Migrazioni legate alle malattie dei bambini: “Serve un reddito di emergenza sanitaria”
La ricerca “Viaggi con la speranza” realizzata da Acli mostra come le famiglie costrette a spostarsi per raggiungere strutture sanitarie di eccellenza, per curare patologie gravi dei loro figli, sono a rischio di vulnerabilità, impoverimento economico e disagio educativo. Budano: “Serve una misura economica pubblica a sostegno delle famiglie”
Le persone non emigrano solo per motivi economici, ma a volte devono spostarsi perché hanno seri problemi di salute e cercano un luogo dove potersi curare. È il fenomeno della cosiddetta “migrazione sanitaria”, l’idea per cui i cittadini scelgono liberamente il luogo in cui curarsi, optando per le strutture sanitarie d’eccellenza, che garantiscono maggiori opportunità di guarire da una patologia grave. In altre regioni italiane, ma anche all’estero. Ma qual è il costo umano e sociale di queste migrazioni sanitarie? A parte la possibilità di valutare l’efficienza dei sistemi sanitari nelle singole regioni (in base alla capacità di attrarre pazienti non residenti), quali sono le conseguenze sui diretti interessati? La ricerca “Viaggi con la speranza. Storie di famiglie colpite dalla malattia di un figlio”, realizzata da Iref, l’Istituto di Ricerche Educative e Formative delle Acli a partire dagli studi dell’esperto di welfare Gianluca Budano, cerca di fare luce su questo fenomeno. Partendo dai dati ufficiali, si ricostruisce il vissuto di alcuni genitori giunti a Roma, presso l’ospedale pediatrico Bambino Gesù, per offrire le cure migliori ai propri figli.
“In questo viaggio, disagevole e per molti versi lacerante, si consuma una vera e propria cesura biografica tra un ‘prima’ e un ‘dopo’ – spiega Gianluca Budano, che è consigliere di Presidenza Nazionale Acli con delega alle Politiche della salute e della famiglia –. La scoperta del ‘male’ che minaccia la vita di un bambino (o di un adolescente) diventa ben presto uno spartiacque nel vissuto familiare, con conseguenze psicologiche, economiche e sociali tutt’altro che secondarie per tutti i soggetti coinvolti da un evento a tutti gli effetti traumatico: madre e padre, fratelli o sorelle, nonni, altri parenti, e ovviamente il minore il cui stato di benessere viene seriamente pregiudicato da una malattia”.

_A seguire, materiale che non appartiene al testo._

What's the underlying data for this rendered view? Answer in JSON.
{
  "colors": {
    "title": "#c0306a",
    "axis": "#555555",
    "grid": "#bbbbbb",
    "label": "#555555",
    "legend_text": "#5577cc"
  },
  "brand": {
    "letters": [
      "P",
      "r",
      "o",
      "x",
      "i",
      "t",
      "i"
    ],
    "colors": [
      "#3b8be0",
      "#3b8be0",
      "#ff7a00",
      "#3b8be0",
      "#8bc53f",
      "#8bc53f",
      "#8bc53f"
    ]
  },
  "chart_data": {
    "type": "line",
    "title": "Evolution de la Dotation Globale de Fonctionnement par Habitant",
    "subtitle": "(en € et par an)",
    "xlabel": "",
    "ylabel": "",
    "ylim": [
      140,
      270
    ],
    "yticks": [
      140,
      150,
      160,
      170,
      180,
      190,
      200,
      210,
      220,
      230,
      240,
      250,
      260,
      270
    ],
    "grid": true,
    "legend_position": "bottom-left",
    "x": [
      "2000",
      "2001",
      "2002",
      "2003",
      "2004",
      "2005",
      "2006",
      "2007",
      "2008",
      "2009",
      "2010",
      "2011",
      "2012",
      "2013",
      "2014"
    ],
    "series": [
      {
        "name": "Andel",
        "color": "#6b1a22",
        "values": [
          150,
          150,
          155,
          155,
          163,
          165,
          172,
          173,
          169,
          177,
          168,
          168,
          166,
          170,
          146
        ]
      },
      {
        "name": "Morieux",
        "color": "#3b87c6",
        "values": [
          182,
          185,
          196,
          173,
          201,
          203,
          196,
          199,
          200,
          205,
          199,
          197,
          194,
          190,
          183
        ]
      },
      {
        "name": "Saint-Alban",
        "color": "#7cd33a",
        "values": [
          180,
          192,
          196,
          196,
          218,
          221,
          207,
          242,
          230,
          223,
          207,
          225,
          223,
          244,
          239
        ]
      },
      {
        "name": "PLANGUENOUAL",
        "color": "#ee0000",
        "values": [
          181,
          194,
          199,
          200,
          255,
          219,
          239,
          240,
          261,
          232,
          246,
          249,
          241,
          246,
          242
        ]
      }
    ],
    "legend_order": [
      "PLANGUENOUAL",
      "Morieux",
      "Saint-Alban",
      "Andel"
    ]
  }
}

Nel nostro paese, questi spostamenti sono tutt’altro che trascurabili: nel 2017, 937mila persone hanno compiuto uno di questi viaggi, per un valore di oltre 4,3 miliardi di euro di prestazioni mediche ricevute fuori dalla regione di residenza. L’indagine mette in luce come le conseguenze della mobilità legata alla salute si riverberino in altre sfere rispetto a quella sanitaria: sono tanti i bisogni che rimangono troppo spesso inevasi, non essendo oggetto di attenzione da parte di politiche e servizi. Da questo punto di vista, il rischio che corrono le famiglie è quello di maggiore vulnerabilità, impoverimento economico e disagio educativo. Sono numerosi i problemi di ordine pratico ed economico da affrontare, come ad esempio la necessità di abbandonare il lavoro per almeno uno dei genitori, l’esigenza di trovare un alloggio nelle vicinanze dell’ospedale, la necessità di garantire la continuità scolastica al bambino, e così via.
“In Italia, se escludiamo alcune leggi regionali o la legge 104/92, che però non considera i lavoratori autonomi o i disoccupati, non esiste nessuna possibilità di ristoro per le famiglie che affrontano questo tipo di problemi, pur essendo questi ultimi ineludibili e non frutto di scelte volontarie – continua Budano –. Bisogna superare queste evidenti ingiustizie prevedendo delle misure adatte e utilizzabili immediatamente al sorgere della malattia grave. Dovremmo elaborare una misura economica pubblica a sostegno delle famiglie, in poche parole un reddito di emergenza sanitaria”.
E poi c’è la questione della perdita delle relazioni e della rete sociale della propria terra d’origine, con famiglie che si trovano sole in una grande città, senza conoscere nessuno e senza aver dimestichezza con il contesto. “Secondo molti esperti, le relazioni non sono un ‘in più’, ma parte stessa della cura – afferma Budano –. Non possiamo tagliare queste relazioni, poiché esse sono un elemento fondamentale della cura stessa. Il tema di fondo a questo punto è: cosa significa curare? Se vogliamo veramente mettere al centro la persona dobbiamo ripensare il nostro modo di agire. Occorre pervenire ad un modello che sappia tenere insieme la dimensione biologica e quella relazionale. Soltanto così potremo dire di aver preso in carico una persona nella sua totalità”.